Anxious that Saturday’s party-line Senate vote to open debate on a health care overhaul gives them little maneuvering room, Obama administration officials and their Congressional allies are stepping up overtures to select Senate Republicans in hopes of winning their ultimate support.
The two moderate Republican senators from Maine, Susan Collins and Olympia J. Snowe, say Senator Harry Reid, the majority leader, reached out to them after he unveiled the Senate measure, encouraging them to bring forward their ideas and concerns.
Ms. Collins also received a personal visit from a high-level Obama emissary, Interior Secretary Ken Salazar, a former senator who worked closely with her on various issues as part of a bipartisan coalition.
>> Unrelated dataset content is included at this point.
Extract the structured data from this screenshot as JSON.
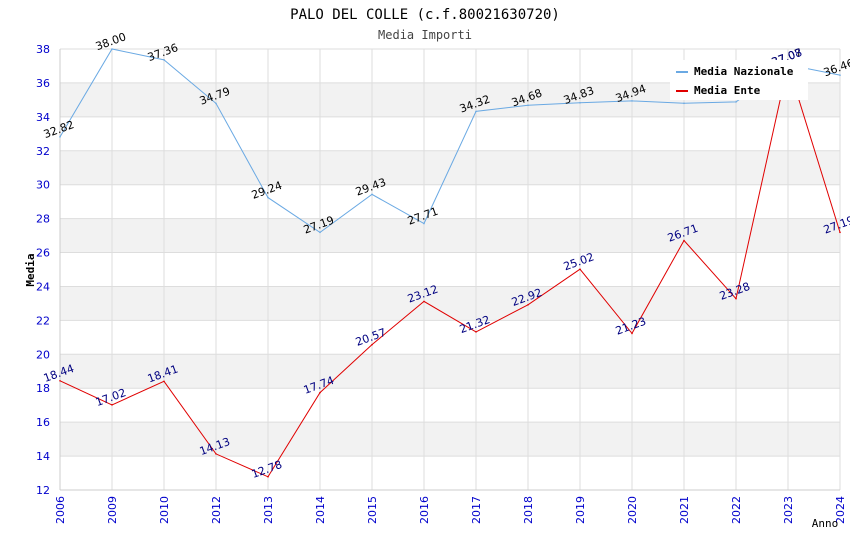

Now, at first blush, this seems pointless. Probably second blush, too. Snowe and Collins not only oppose the Democratic proposal, they both just voted to filibuster a motion to have a debate on the bill. Collins said yesterday that she’d like to find a way to “rewrite the bill in a way that would cause it to have greater support.” The two may be slightly less conservative than their GOP colleagues, but they don’t exactly sound like prime targets for across-the-aisle outreach.
On the other hand, there are four members of the Democratic caucus — Nelson, Landrieu, Lieberman, and Lincoln — who are being just as obstinate as Snowe and Collins, if not more so. Indeed, all things being equal, it’s probably fair to characterize Snowe as being to Lieberman’s left on health care reform (Lieberman thinks even a trigger would be going too far in generating competition for private insurers).
With this in mind, the outreach to the Maine senators seems to have less to do with asking, “How can we make this vote bipartisan?” and more to do with asking, “What can we do if Lieberman decides to betray us?”
Of course, it’s not just Lieberman. His center-right Democratic cohorts will all make painful demands to undermine the bill. The fact that Snowe and Collins are still on the radar screen, though, signals that the leadership is keeping its options open.